When you drive in a city, you’ll frequently see vehicles that are registered to a local car-sharing service. These vehicles are rented on a short-term basis by people who do not have their own vehicles. The concern with these vehicles is that many of their drivers can be inexperienced, given their lack of regular driving. This could mean that a driver forgets to check his or her blind spot or signal before merging, for example. When you see such a vehicle, it’s a smart idea to give it ample space, whether you’re beside it or behind it.
Distracted drivers are a legitimate threat on the road, and while you can’t always spot one, there are many instances in which you can tell someone isn’t paying attention. As you drive along, keep a watchful eye out for someone holding a cellphone to his or her ear; this can indicate that the person is immersed in the conversation and might not have his or her full attention on the road and the traffic. You should also look out for drivers who are looking down toward their laps; this suggests that a driver is texting or otherwise using a cellphone, which means that he or she isn’t driving safely.

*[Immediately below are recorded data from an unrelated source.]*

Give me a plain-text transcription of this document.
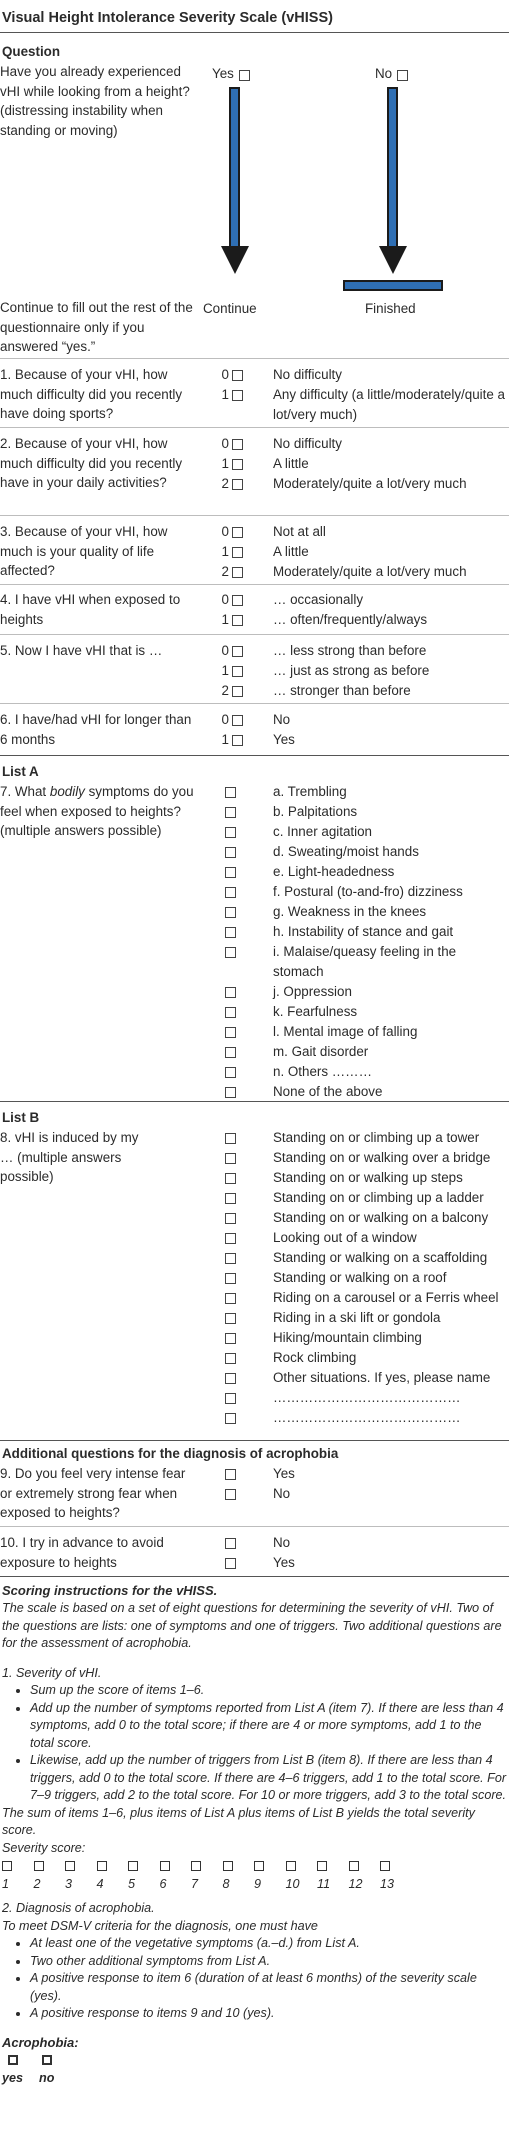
Visual Height Intolerance Severity Scale (vHISS)
Question
Have you already experienced vHI while looking from a height? (distressing instability when standing or moving)
Yes	No
Continue to fill out the rest of the questionnaire only if you answered “yes.”
Continue	Finished
1. Because of your vHI, how much difficulty did you recently have doing sports?
0	No difficulty
1	Any difficulty (a little/moderately/quite a lot/very much)
2. Because of your vHI, how much difficulty did you recently have in your daily activities?
0	No difficulty
1	A little
2	Moderately/quite a lot/very much
3. Because of your vHI, how much is your quality of life affected?
0	Not at all
1	A little
2	Moderately/quite a lot/very much
4. I have vHI when exposed to heights
0	… occasionally
1	… often/frequently/always
5. Now I have vHI that is …	0	… less strong than before
1	… just as strong as before
2	… stronger than before
6. I have/had vHI for longer than 6 months
0	No
1	Yes
List A
7. What bodily symptoms do you feel when exposed to heights? (multiple answers possible)
a. Trembling
b. Palpitations
c. Inner agitation
d. Sweating/moist hands
e. Light-headedness
f. Postural (to-and-fro) dizziness
g. Weakness in the knees
h. Instability of stance and gait
i. Malaise/queasy feeling in the stomach
j. Oppression
k. Fearfulness
l. Mental image of falling
m. Gait disorder
n. Others ………
None of the above
List B
8. vHI is induced by my … (multiple answers possible)
Standing on or climbing up a tower
Standing on or walking over a bridge
Standing on or walking up steps
Standing on or climbing up a ladder
Standing on or walking on a balcony
Looking out of a window
Standing or walking on a scaffolding
Standing or walking on a roof
Riding on a carousel or a Ferris wheel
Riding in a ski lift or gondola
Hiking/mountain climbing
Rock climbing
Other situations. If yes, please name
……………………………………
……………………………………
Additional questions for the diagnosis of acrophobia
9. Do you feel very intense fear or extremely strong fear when exposed to heights?
Yes
No
10. I try in advance to avoid exposure to heights
No
Yes
Scoring instructions for the vHISS.
The scale is based on a set of eight questions for determining the severity of vHI. Two of the questions are lists: one of symptoms and one of triggers. Two additional questions are for the assessment of acrophobia.
1. Severity of vHI.
• Sum up the score of items 1–6.
• Add up the number of symptoms reported from List A (item 7). If there are less than 4 symptoms, add 0 to the total score; if there are 4 or more symptoms, add 1 to the total score.
• Likewise, add up the number of triggers from List B (item 8). If there are less than 4 triggers, add 0 to the total score. If there are 4–6 triggers, add 1 to the total score. For 7–9 triggers, add 2 to the total score. For 10 or more triggers, add 3 to the total score.
The sum of items 1–6, plus items of List A plus items of List B yields the total severity score.
Severity score:
1 2 3 4 5 6 7 8 9 10 11 12 13
2. Diagnosis of acrophobia.
To meet DSM-V criteria for the diagnosis, one must have
• At least one of the vegetative symptoms (a.–d.) from List A.
• Two other additional symptoms from List A.
• A positive response to item 6 (duration of at least 6 months) of the severity scale (yes).
• A positive response to items 9 and 10 (yes).
Acrophobia:
yes no
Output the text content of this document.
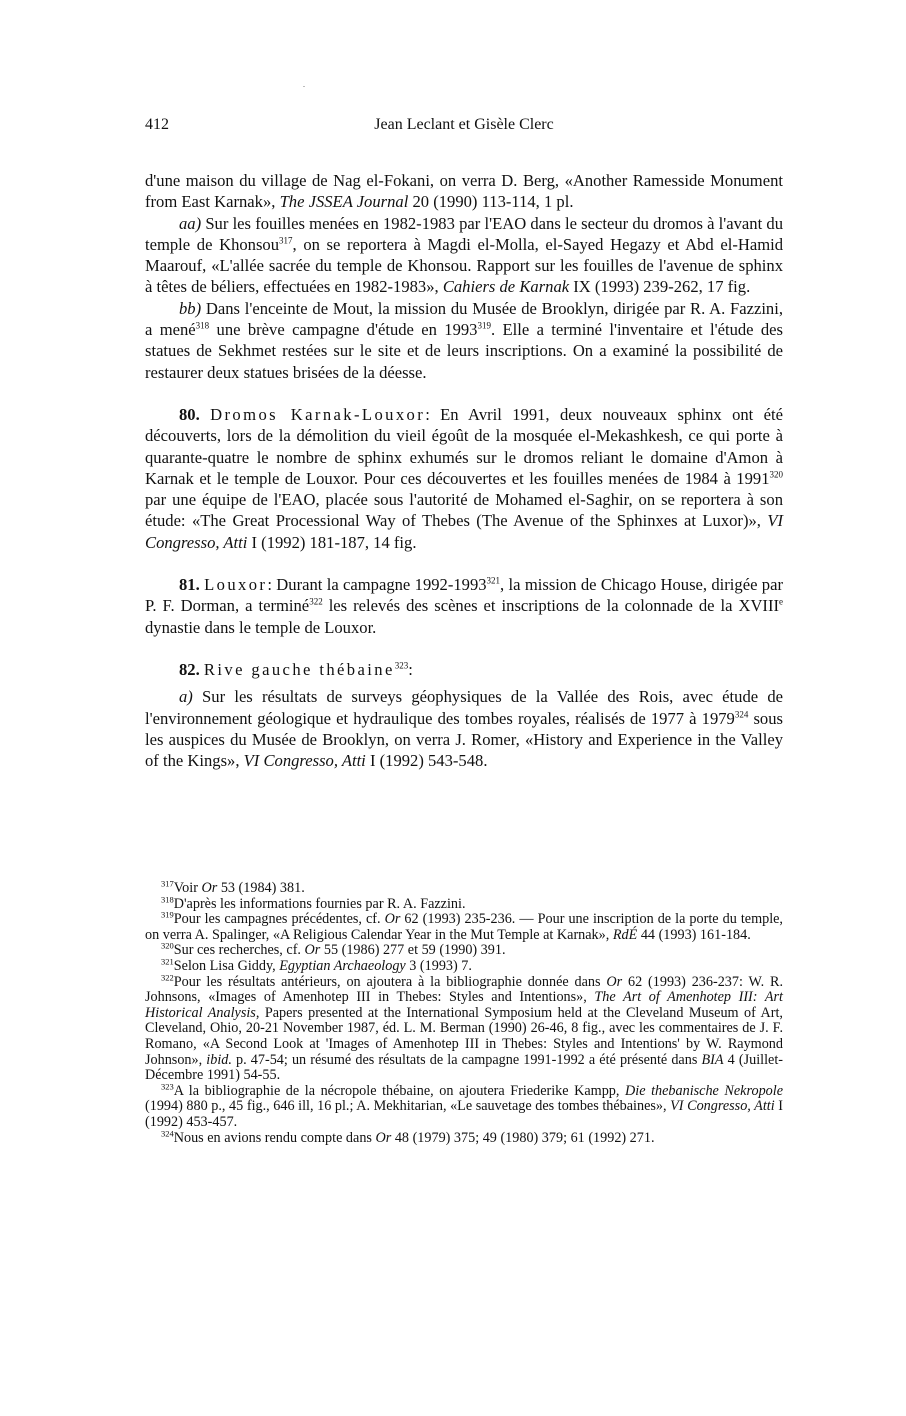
412	Jean Leclant et Gisèle Clerc

d'une maison du village de Nag el-Fokani, on verra D. Berg, «Another Ramesside Monument from East Karnak», The JSSEA Journal 20 (1990) 113-114, 1 pl.

aa) Sur les fouilles menées en 1982-1983 par l'EAO dans le secteur du dromos à l'avant du temple de Khonsou$^{317}$, on se reportera à Magdi el-Molla, el-Sayed Hegazy et Abd el-Hamid Maarouf, «L'allée sacrée du temple de Khonsou. Rapport sur les fouilles de l'avenue de sphinx à têtes de béliers, effectuées en 1982-1983», Cahiers de Karnak IX (1993) 239-262, 17 fig.

bb) Dans l'enceinte de Mout, la mission du Musée de Brooklyn, dirigée par R. A. Fazzini, a mené$^{318}$ une brève campagne d'étude en 1993$^{319}$. Elle a terminé l'inventaire et l'étude des statues de Sekhmet restées sur le site et de leurs inscriptions. On a examiné la possibilité de restaurer deux statues brisées de la déesse.

80. Dromos Karnak-Louxor: En Avril 1991, deux nouveaux sphinx ont été découverts, lors de la démolition du vieil égoût de la mosquée el-Mekashkesh, ce qui porte à quarante-quatre le nombre de sphinx exhumés sur le dromos reliant le domaine d'Amon à Karnak et le temple de Louxor. Pour ces découvertes et les fouilles menées de 1984 à 1991$^{320}$ par une équipe de l'EAO, placée sous l'autorité de Mohamed el-Saghir, on se reportera à son étude: «The Great Processional Way of Thebes (The Avenue of the Sphinxes at Luxor)», VI Congresso, Atti I (1992) 181-187, 14 fig.

81. Louxor: Durant la campagne 1992-1993$^{321}$, la mission de Chicago House, dirigée par P. F. Dorman, a terminé$^{322}$ les relevés des scènes et inscriptions de la colonnade de la XVIIIe dynastie dans le temple de Louxor.

82. Rive gauche thébaine$^{323}$:

a) Sur les résultats de surveys géophysiques de la Vallée des Rois, avec étude de l'environnement géologique et hydraulique des tombes royales, réalisés de 1977 à 1979$^{324}$ sous les auspices du Musée de Brooklyn, on verra J. Romer, «History and Experience in the Valley of the Kings», VI Congresso, Atti I (1992) 543-548.

$^{317}$Voir Or 53 (1984) 381.

$^{318}$D'après les informations fournies par R. A. Fazzini.

$^{319}$Pour les campagnes précédentes, cf. Or 62 (1993) 235-236. — Pour une inscription de la porte du temple, on verra A. Spalinger, «A Religious Calendar Year in the Mut Temple at Karnak», RdÉ 44 (1993) 161-184.

$^{320}$Sur ces recherches, cf. Or 55 (1986) 277 et 59 (1990) 391.

$^{321}$Selon Lisa Giddy, Egyptian Archaeology 3 (1993) 7.

$^{322}$Pour les résultats antérieurs, on ajoutera à la bibliographie donnée dans Or 62 (1993) 236-237: W. R. Johnsons, «Images of Amenhotep III in Thebes: Styles and Intentions», The Art of Amenhotep III: Art Historical Analysis, Papers presented at the International Symposium held at the Cleveland Museum of Art, Cleveland, Ohio, 20-21 November 1987, éd. L. M. Berman (1990) 26-46, 8 fig., avec les commentaires de J. F. Romano, «A Second Look at 'Images of Amenhotep III in Thebes: Styles and Intentions' by W. Raymond Johnson», ibid. p. 47-54; un résumé des résultats de la campagne 1991-1992 a été présenté dans BIA 4 (Juillet-Décembre 1991) 54-55.

$^{323}$A la bibliographie de la nécropole thébaine, on ajoutera Friederike Kampp, Die thebanische Nekropole (1994) 880 p., 45 fig., 646 ill, 16 pl.; A. Mekhitarian, «Le sauvetage des tombes thébaines», VI Congresso, Atti I (1992) 453-457.

$^{324}$Nous en avions rendu compte dans Or 48 (1979) 375; 49 (1980) 379; 61 (1992) 271.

It’s also useful to keep an eye out for construction zones, given their potentially unpredictable nature. Drivers may need to decelerate quickly based on a flag person holding a “Slow” sign, or there may be a sudden need to change lanes because of a lane closure. Even if you’re comfortable with spotting these changes and adjusting accordingly, not every motorist around you can necessarily be trusted. Get into the habit of keeping a distance between you and other vehicles as you approach and enter construction zones.